Je me suis fermé pour la vie des crémeries où j’étais bien et où l’on pensait comme moi autour de la table, parce que je n’avais pas, le lendemain ni les jours suivants, les quatre sous que je devais rendre. Le temps se passait. Si quelque monnaie tombait du ciel, je n’osais plus reparaître. Avoir fait attendre pour si peu !

Je viens de consulter mon portefeuille ; je dois quarante-neuf sous en tout dans les restaurants de Paris et un petit pain à un boulanger de la rue Saint-Jacques.

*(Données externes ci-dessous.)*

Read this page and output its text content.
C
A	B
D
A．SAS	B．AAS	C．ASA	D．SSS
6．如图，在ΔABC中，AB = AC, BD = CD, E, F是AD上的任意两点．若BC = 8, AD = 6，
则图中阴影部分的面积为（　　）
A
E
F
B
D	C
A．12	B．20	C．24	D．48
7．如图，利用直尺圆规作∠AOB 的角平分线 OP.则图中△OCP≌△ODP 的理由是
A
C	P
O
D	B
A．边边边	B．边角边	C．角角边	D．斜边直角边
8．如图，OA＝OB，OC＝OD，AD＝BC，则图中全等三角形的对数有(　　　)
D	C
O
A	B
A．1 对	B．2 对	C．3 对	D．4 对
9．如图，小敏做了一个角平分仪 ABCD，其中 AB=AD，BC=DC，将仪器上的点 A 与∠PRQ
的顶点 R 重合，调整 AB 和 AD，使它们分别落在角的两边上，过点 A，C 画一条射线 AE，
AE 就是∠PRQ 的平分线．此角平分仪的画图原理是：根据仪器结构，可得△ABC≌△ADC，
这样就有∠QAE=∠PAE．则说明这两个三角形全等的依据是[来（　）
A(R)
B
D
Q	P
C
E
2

Je ne connais les monts-de-piété que pour avoir passé devant, et si j’ai eu des moments d’envie, c’est quand je voyais des gens y entrer. Ils avaient donc des habits en double, de la toile et du drap de reste ! Toutefois l’envie n’est pas dans ma nature, et ce mauvais sentiment ne durait pas.

On le voit, j’ai cruellement souffert de la faim.

Eh bien ! ces souffrances-là ne sont rien à côté de celles qu’on éprouve à n’avoir pas d’abri.

Sur mes quinze ans de séjour dans la grande ville, j’ai bien été trois ans au moins nuit et jour dans la rue.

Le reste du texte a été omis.